I don’t know about other black folks, but let me go on record and say that I support Barack Obama’s re-election simply because he’s black. Yes, I went there. Uh-huh, I did; but, I’m not exactly like George Will who suggested that the only reason Obama is beating Mitt Romney in the polls is because he’s black. According to Will, “the nation, which is generally reluctant to declare a president a failure — thereby admitting that it made a mistake in choosing him — seems especially reluctant not to give up on the first African American president. If so, the 2012 election speaks well of the nation’s heart, if not its head.” This ladies and gentlemen, is what White Supremacy sounds like; this is treating Obama like “the help.” He’s the president of the United States; he’s not your field hand.
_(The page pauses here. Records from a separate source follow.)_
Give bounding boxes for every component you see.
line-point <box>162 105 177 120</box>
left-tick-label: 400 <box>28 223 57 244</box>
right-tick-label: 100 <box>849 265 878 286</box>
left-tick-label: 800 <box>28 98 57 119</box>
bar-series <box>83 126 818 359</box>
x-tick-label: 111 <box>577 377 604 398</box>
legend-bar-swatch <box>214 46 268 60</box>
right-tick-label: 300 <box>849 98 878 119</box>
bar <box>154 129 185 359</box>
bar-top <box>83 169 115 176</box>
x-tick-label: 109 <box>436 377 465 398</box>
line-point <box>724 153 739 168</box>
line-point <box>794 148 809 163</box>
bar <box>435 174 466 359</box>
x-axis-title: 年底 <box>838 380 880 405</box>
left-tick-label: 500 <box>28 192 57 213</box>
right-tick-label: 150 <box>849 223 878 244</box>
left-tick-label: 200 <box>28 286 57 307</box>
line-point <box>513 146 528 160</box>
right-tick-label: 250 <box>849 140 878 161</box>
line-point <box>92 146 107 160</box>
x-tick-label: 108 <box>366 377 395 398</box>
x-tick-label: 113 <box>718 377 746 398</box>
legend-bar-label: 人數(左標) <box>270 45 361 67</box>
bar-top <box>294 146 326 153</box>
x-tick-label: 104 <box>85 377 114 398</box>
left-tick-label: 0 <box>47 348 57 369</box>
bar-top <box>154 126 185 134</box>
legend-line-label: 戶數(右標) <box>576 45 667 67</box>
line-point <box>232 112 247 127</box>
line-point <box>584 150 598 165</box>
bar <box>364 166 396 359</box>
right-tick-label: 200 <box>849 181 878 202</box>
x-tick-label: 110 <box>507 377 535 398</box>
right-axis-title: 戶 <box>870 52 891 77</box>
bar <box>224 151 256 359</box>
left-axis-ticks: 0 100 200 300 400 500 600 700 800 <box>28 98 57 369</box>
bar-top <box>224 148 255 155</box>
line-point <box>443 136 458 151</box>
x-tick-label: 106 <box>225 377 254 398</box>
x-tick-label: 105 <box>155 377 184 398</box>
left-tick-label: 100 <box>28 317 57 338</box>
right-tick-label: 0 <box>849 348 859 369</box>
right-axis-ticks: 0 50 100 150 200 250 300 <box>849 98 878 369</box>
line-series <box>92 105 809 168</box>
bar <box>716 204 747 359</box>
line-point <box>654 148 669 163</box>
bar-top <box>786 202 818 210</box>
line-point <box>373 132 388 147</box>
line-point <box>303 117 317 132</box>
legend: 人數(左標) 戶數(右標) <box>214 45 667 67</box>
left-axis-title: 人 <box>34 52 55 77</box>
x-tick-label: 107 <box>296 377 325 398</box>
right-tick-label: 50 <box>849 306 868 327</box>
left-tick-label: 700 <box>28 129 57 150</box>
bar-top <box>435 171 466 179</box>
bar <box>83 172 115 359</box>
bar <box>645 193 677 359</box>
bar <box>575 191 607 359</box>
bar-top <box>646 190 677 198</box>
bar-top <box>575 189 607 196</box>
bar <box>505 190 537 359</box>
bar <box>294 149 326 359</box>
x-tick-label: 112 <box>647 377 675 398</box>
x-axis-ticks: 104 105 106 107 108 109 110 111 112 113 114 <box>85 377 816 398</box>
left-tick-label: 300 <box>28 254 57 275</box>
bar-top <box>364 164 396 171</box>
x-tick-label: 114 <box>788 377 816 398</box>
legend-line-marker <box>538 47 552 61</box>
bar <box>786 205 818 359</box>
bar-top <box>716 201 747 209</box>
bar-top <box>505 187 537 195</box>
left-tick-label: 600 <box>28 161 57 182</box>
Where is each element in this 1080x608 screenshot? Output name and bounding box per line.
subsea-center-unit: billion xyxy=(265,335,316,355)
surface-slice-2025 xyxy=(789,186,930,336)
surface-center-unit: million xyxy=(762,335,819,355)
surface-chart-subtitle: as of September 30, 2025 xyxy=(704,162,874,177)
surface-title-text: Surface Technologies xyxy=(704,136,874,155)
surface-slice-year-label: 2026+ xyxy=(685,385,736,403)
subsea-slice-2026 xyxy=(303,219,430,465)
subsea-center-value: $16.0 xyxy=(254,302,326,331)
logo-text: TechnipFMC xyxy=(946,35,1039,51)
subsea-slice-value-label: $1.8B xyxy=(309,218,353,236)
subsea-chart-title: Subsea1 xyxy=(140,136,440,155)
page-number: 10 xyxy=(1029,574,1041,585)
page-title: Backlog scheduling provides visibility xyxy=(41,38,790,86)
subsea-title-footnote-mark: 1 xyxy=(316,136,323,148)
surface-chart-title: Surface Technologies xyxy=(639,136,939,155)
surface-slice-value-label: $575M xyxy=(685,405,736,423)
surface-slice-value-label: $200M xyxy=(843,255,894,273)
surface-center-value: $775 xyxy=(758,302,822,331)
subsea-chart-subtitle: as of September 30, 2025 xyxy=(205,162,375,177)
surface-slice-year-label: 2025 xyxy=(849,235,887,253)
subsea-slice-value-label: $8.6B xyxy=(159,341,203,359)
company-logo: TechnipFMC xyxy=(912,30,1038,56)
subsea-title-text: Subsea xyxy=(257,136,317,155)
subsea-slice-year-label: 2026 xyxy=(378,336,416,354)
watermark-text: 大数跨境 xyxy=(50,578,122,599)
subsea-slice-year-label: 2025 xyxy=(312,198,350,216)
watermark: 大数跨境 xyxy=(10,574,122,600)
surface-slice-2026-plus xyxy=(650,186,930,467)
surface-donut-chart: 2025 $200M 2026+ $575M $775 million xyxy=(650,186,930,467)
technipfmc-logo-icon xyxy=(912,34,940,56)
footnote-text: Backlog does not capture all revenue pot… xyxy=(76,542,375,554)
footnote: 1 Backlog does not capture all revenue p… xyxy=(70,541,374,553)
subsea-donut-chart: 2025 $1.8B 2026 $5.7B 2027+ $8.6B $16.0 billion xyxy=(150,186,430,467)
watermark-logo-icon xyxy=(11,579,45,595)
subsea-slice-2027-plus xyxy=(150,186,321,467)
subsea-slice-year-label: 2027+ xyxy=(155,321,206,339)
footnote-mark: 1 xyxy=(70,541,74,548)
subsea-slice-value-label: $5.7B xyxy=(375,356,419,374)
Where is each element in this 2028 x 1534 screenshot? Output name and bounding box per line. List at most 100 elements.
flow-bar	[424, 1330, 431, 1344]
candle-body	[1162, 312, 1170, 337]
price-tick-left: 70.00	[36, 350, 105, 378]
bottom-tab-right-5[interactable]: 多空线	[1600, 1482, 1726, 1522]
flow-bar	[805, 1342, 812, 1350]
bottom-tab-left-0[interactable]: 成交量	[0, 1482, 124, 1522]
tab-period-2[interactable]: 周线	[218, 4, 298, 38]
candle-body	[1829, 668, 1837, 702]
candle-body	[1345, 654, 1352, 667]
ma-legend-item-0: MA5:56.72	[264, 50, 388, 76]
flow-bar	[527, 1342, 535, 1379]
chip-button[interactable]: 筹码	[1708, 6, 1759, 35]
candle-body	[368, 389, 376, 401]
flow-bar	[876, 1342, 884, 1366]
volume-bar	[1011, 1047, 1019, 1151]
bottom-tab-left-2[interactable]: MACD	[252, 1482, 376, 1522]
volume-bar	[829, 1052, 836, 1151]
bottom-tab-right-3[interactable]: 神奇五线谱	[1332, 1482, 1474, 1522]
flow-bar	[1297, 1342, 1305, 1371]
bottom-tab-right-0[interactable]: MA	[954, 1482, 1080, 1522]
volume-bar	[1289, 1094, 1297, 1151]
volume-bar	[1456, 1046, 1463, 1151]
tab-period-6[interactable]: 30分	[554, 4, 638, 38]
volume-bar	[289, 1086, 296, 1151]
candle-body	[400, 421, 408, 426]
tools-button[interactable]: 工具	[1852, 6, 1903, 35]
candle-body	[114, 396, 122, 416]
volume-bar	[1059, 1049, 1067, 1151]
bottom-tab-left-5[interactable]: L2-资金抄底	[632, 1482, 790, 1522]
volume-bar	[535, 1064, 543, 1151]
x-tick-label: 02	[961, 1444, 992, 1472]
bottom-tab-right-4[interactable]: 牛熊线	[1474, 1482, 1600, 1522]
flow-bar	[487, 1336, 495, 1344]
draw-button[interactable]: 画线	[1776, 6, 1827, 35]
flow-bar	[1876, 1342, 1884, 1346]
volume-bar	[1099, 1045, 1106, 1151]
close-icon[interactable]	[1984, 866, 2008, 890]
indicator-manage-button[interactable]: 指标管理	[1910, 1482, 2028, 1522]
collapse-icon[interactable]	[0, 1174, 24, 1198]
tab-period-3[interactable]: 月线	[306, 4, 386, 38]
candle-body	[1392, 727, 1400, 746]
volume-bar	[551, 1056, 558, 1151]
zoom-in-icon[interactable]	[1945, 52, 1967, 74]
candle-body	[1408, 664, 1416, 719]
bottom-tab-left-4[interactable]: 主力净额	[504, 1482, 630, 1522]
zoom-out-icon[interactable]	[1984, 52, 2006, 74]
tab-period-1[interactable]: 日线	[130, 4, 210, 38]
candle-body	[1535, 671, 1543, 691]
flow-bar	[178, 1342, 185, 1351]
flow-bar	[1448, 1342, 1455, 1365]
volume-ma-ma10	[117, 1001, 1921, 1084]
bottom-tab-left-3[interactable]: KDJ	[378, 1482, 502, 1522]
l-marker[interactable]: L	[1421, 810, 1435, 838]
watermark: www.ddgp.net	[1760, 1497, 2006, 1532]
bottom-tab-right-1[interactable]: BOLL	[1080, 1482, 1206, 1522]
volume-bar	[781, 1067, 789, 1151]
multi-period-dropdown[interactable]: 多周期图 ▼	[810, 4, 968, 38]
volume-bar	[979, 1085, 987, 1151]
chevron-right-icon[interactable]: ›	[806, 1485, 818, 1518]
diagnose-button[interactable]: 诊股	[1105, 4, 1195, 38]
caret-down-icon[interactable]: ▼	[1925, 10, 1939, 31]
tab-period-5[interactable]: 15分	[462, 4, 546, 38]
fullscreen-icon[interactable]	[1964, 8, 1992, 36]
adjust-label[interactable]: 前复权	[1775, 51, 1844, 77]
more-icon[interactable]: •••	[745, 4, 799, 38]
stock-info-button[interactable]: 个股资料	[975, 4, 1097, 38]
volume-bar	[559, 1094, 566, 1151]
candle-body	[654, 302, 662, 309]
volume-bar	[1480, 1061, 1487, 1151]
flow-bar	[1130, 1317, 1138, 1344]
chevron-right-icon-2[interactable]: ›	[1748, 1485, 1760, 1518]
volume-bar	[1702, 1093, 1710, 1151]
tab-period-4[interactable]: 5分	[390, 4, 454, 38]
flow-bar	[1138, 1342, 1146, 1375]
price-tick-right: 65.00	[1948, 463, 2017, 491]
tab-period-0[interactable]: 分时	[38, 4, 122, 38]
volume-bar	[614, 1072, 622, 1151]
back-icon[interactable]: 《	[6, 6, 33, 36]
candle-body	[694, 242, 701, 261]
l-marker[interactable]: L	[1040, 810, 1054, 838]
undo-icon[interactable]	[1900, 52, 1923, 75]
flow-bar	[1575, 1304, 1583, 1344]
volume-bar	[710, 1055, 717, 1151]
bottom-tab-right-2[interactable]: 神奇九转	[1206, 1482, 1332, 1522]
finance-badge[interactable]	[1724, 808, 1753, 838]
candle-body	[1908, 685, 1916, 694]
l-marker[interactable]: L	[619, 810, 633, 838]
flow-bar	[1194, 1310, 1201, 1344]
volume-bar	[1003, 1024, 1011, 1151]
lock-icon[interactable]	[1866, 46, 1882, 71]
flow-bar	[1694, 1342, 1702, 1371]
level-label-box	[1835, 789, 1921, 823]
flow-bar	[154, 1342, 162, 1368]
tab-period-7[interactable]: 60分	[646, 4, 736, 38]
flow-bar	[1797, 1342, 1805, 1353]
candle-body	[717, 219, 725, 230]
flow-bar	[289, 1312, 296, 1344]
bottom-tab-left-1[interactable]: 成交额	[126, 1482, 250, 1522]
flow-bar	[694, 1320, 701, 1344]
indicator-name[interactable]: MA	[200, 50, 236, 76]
Unlike Will, however, I acknowledge Obama’s accomplishments as president; I do not see Obama as the poster boy for incompetence. In fact, given the clear choice between him and Romney, it is quite obvious to me, that Obama has the better plan to move the country forward. But like one of my friends said recently,”It’s hard to be disappointed in Obama if you supported him in 2008… That is, unless you thought he was running to become Jesus or some other religious deity.” With that said, check out Prof. James H. Bracey in the following video — hopefully you get it.
Who is he you ask?
BIO: John H. Bracey, Jr. has taught in the W.E.B. Du Bois Department of Afro-American Studies at the University of Massachusetts Amherst since 1972. His major interests are in African American social history, radical ideologies and movements, and the history of African American Women; more recently his interests have focused on the interactions between Native Americans and African Americans and Afro-Latinos in the United States. He previously taught Afro-American history at Northern Illinois University and at the University of Rochester. During the 1960s, he was active in the Civil Rights, Black Liberation, and other radical Movements in Chicago. His publications include several co-edited volumes, including Black Nationalism in America (1970), African-American Women and the Vote: 1837-1965 (1997), Strangers and Neighbors: Relations Between Blacks and Jews in the United States (1999), and African American Mosaic: A Documentary History from the Slave Trade to the Present (2004). Professor Bracey has co-edited (with the late August Meier and Elliott Rudwick) a number of other volumes on various aspects of African American experience. Bracey’s scholarship also includes editorial work [with August Meier and Sharon Harley] on the microfilm series Black Studies Research Sources (University Publications of America), which includes the Papers of the NAACP, A. Philip Randolph, Mary McLeod Bethune, the National Association of Colored Women’s Clubs, and Horace Mann Bond.